Suku Asmat meyakini bahwa mereka berasal dari keturunan dewa Fumeripitsy yang turun dari dunia gaib yang berada di seberang laut di belakang ufuk, tempat matahari terbenam setiap hari. Suku Asmat berkeyakinan bahwa dewa nenek moyang meraka dulu mendarat di bumi di satu tempat yang jauh di pegunungan. Dalam perjalanannya turun, dewa nenek moyang mereka sampai di tempat yang sekarang mereka diami.
Suku Asmat terkenal dengan kekhasan masyarakatnya dalam membuat aneka ukiran kayu. Ukiran kayu suku Asmat telah dikenal sejak dahulu, yaitu sekitar tahun 1700-an. Seni pahat bagi suku Asmat bukan sekedar kerajinan, melainkan bagian yang tidak terpisahkan dari unsur-unsur keyakinan mereka. Desain dari ukiran suku Asmat selalu mengandung makna tertentu yang berhubungan degan kepercayaan yang mereka anut. Biasanya pahatan yang mereka buat bertemakan nenek myang dari suku mereka yang biasa disebut mbis. Atau sering juga ditemui ornamen lain yang menyerupai perahu atau wuramon, yang mereka percayai sebagai simbol perahu arwah yang membawa nenek moyang mereka di alam kematian. Jadi pada intinya ukiran-ukiran kayu tersebut menggambarkan kehidupan mereka saat ini dengan kehidupan alam lain yang merupakan tempat para arwah leluhur bersemayam.
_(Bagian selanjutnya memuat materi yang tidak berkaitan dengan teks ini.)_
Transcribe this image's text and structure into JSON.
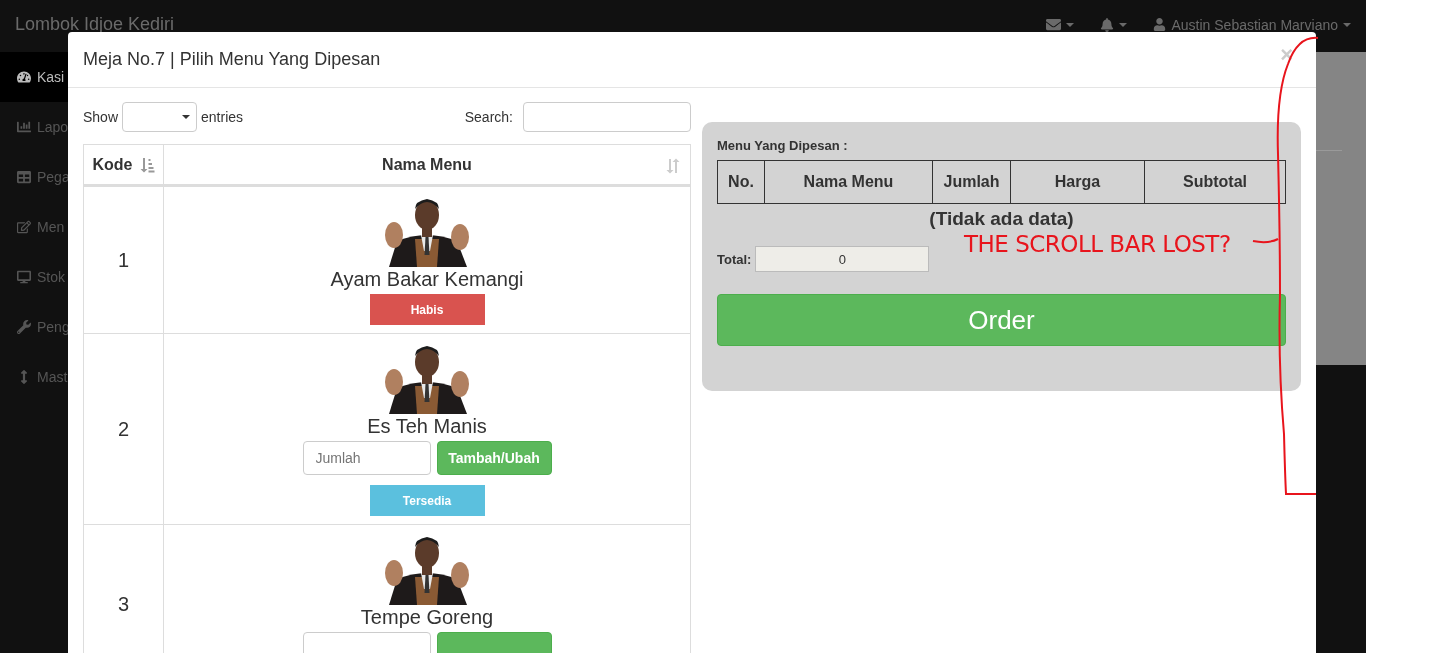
{
  "navbar": {
    "brand": "Lombok Idjoe Kediri",
    "user": "Austin Sebastian Marviano"
  },
  "sidebar": {
    "items": [
      {
        "label": "Kasi",
        "selected": true
      },
      {
        "label": "Lapo",
        "selected": false
      },
      {
        "label": "Pega",
        "selected": false
      },
      {
        "label": "Men",
        "selected": false
      },
      {
        "label": "Stok",
        "selected": false
      },
      {
        "label": "Peng",
        "selected": false
      },
      {
        "label": "Mast",
        "selected": false
      }
    ]
  },
  "modal": {
    "title": "Meja No.7 | Pilih Menu Yang Dipesan",
    "close": "×",
    "menu_table": {
      "show_label": "Show",
      "entries_label": "entries",
      "search_label": "Search:",
      "columns": [
        {
          "label": "Kode",
          "sorted": true
        },
        {
          "label": "Nama Menu",
          "sorted": false
        }
      ],
      "rows": [
        {
          "kode": "1",
          "name": "Ayam Bakar Kemangi",
          "has_form": false,
          "status": {
            "label": "Habis",
            "kind": "danger"
          }
        },
        {
          "kode": "2",
          "name": "Es Teh Manis",
          "has_form": true,
          "quantity_placeholder": "Jumlah",
          "add_button": "Tambah/Ubah",
          "status": {
            "label": "Tersedia",
            "kind": "info"
          }
        },
        {
          "kode": "3",
          "name": "Tempe Goreng",
          "has_form": true
        }
      ]
    },
    "order_panel": {
      "heading": "Menu Yang Dipesan :",
      "columns": [
        "No.",
        "Nama Menu",
        "Jumlah",
        "Harga",
        "Subtotal"
      ],
      "empty_text": "(Tidak ada data)",
      "total_label": "Total:",
      "total_value": "0",
      "order_button": "Order"
    }
  },
  "annotation": {
    "text": "THE SCROLL BAR LOST?"
  }
}
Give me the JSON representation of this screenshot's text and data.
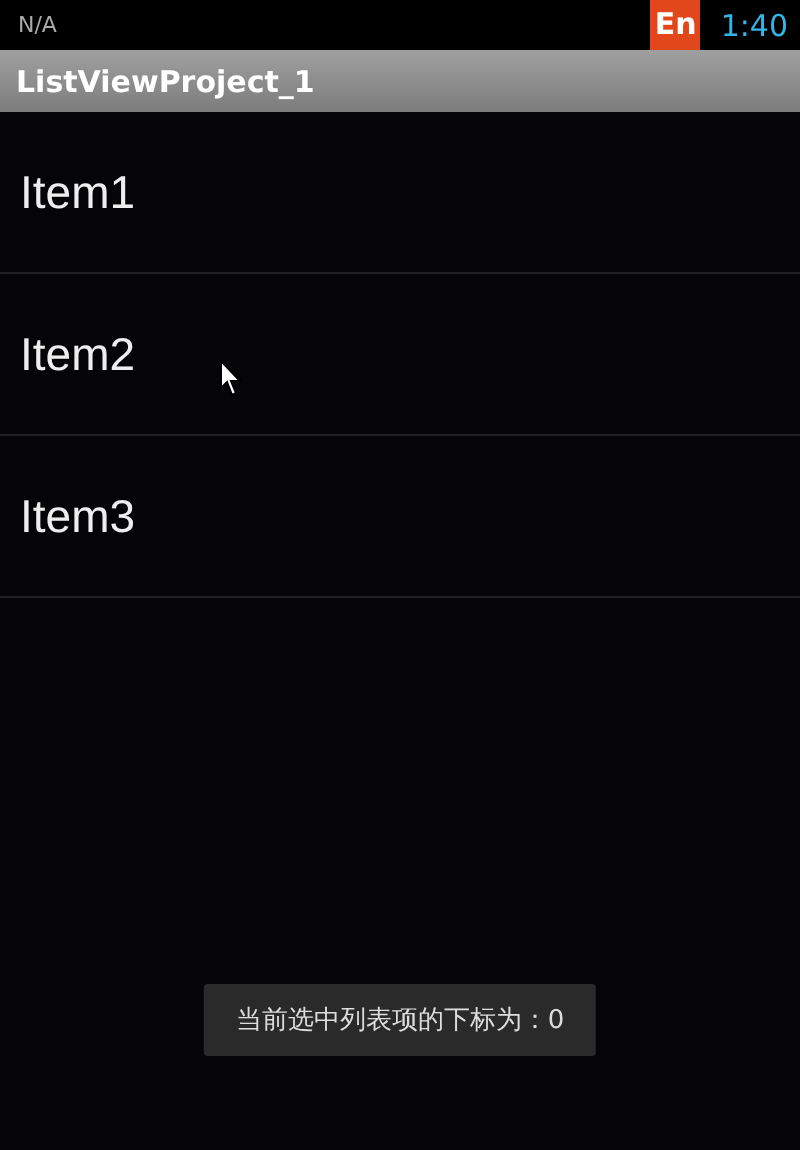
{
  "status_bar": {
    "carrier": "N/A",
    "input_method": "En",
    "time": "1:40"
  },
  "title_bar": {
    "title": "ListViewProject_1"
  },
  "list": {
    "items": [
      {
        "label": "Item1"
      },
      {
        "label": "Item2"
      },
      {
        "label": "Item3"
      }
    ]
  },
  "toast": {
    "message": "当前选中列表项的下标为：0"
  }
}
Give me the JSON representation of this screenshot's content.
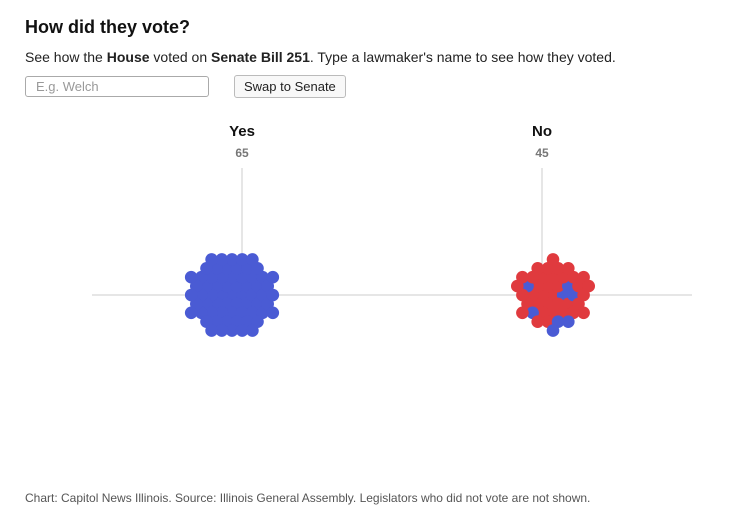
{
  "header": {
    "title": "How did they vote?",
    "subtitle": {
      "part1": "See how the ",
      "chamber": "House",
      "part2": " voted on ",
      "bill": "Senate Bill 251",
      "part3": ". Type a lawmaker's name to see how they voted."
    }
  },
  "controls": {
    "search_placeholder": "E.g. Welch",
    "swap_label": "Swap to Senate"
  },
  "colors": {
    "democrat": "#4a5bd4",
    "republican": "#e03a3e",
    "axis": "#cccccc",
    "count": "#777777"
  },
  "chart_data": {
    "type": "scatter",
    "subtype": "beeswarm",
    "groups": [
      {
        "label": "Yes",
        "count": 65,
        "blue": 65,
        "red": 0
      },
      {
        "label": "No",
        "count": 45,
        "blue": 8,
        "red": 37
      }
    ]
  },
  "footer": "Chart: Capitol News Illinois. Source: Illinois General Assembly. Legislators who did not vote are not shown."
}
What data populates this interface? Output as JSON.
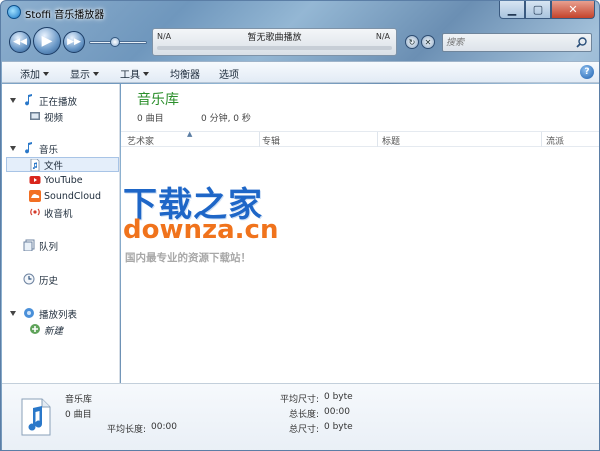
{
  "window": {
    "title": "Stoffi 音乐播放器",
    "buttons": [
      "▁",
      "▢",
      "✕"
    ]
  },
  "player": {
    "prev_icon": "previous-icon",
    "play_icon": "play-icon",
    "next_icon": "next-icon",
    "volume_level": 0.45,
    "now_playing": {
      "left": "N/A",
      "title": "暂无歌曲播放",
      "right": "N/A",
      "progress": 0
    },
    "search_placeholder": "搜索"
  },
  "menubar": {
    "items": [
      {
        "label": "添加",
        "dropdown": true
      },
      {
        "label": "显示",
        "dropdown": true
      },
      {
        "label": "工具",
        "dropdown": true
      },
      {
        "label": "均衡器",
        "dropdown": false
      },
      {
        "label": "选项",
        "dropdown": false
      }
    ],
    "help_label": "?"
  },
  "sidebar": {
    "groups": [
      {
        "label": "正在播放",
        "children": [
          {
            "label": "视频"
          }
        ]
      },
      {
        "label": "音乐",
        "children": [
          {
            "label": "文件",
            "selected": true
          },
          {
            "label": "YouTube"
          },
          {
            "label": "SoundCloud"
          },
          {
            "label": "收音机"
          }
        ]
      },
      {
        "label": "队列"
      },
      {
        "label": "历史"
      },
      {
        "label": "播放列表",
        "children": [
          {
            "label": "新建"
          }
        ]
      }
    ]
  },
  "main": {
    "title": "音乐库",
    "track_count": "0 曲目",
    "duration": "0 分钟, 0 秒",
    "columns": [
      "艺术家",
      "专辑",
      "标题",
      "流派"
    ],
    "watermark": {
      "line1": "下载之家",
      "line2": "downza.cn",
      "line3": "国内最专业的资源下载站！"
    }
  },
  "status": {
    "name": "音乐库",
    "count": "0 曲目",
    "avg_length_label": "平均长度:",
    "avg_length_value": "00:00",
    "avg_size_label": "平均尺寸:",
    "avg_size_value": "0 byte",
    "total_length_label": "总长度:",
    "total_length_value": "00:00",
    "total_size_label": "总尺寸:",
    "total_size_value": "0 byte"
  },
  "colors": {
    "accent_green": "#2c8f2c",
    "watermark_blue": "#1e66c7",
    "watermark_orange": "#f0731c"
  }
}
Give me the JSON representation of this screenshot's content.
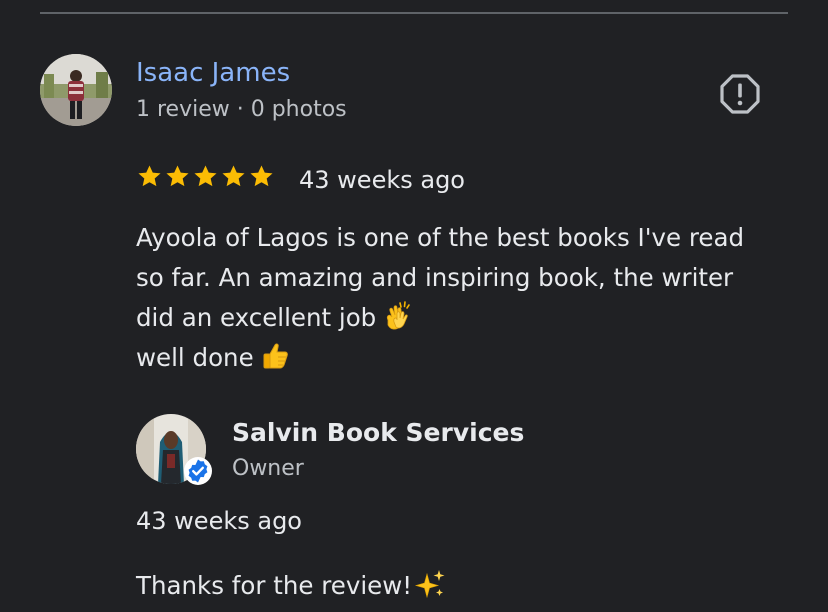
{
  "review": {
    "reviewer_name": "Isaac James",
    "reviewer_meta": "1 review · 0 photos",
    "rating": 5,
    "time_ago": "43 weeks ago",
    "text_lines": [
      "Ayoola of Lagos is one of the best books I've read",
      "so far. An amazing and inspiring book, the writer",
      "did an excellent job",
      "well done"
    ],
    "emojis": [
      "clapping-hands-emoji",
      "thumbs-up-emoji"
    ]
  },
  "reply": {
    "owner_name": "Salvin Book Services",
    "owner_role": "Owner",
    "time_ago": "43 weeks ago",
    "text": "Thanks for the review!",
    "emoji": "sparkles-emoji"
  },
  "icons": {
    "report": "report-alert-icon",
    "star": "star-icon",
    "verified": "verified-badge-icon"
  },
  "colors": {
    "background": "#202124",
    "reviewer_name": "#8ab4f8",
    "star": "#fbbc04",
    "secondary_text": "#bdc1c6",
    "verified_badge": "#1a73e8"
  }
}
Suku Asmat mempunyai kebiasaan dan budaya untuk selalu memberikan penghormatan kepada para orang tua atau para leluhurnya yang telah meninggal dunia dan hidup di alam lain (alam gaib). Bentuk dari penghormatan suku Asmat terhadap para leluhurnya yang telah meninggal dunia tersebut diwujudkan dengan cara membuat sebuah patung sebagai persembahan dan media komunikasi dengan mereka. Patung tersebut menggambarkan kehidupan alam lain di dunia. Salah satu ciri utama patung yang dibuat oleh suku Asmat adalah selalu berbentuk manusia yang diberi hiasan dengan desain yang diulang-ulang.
Patung yang dibuat oleh suku Asmat mempunyai nilai seni yang sangat tinggi, walaupun bentuknya terkesan sederhana. Bahan baku yang digunakan untuk membuat patung tersebut berasal dari kayu pohon bakau yang usianya sudah tua. Bagi suku Asmat, hanya kayu jenis ini yang kualitasnya paling baik untuk dibuat patung.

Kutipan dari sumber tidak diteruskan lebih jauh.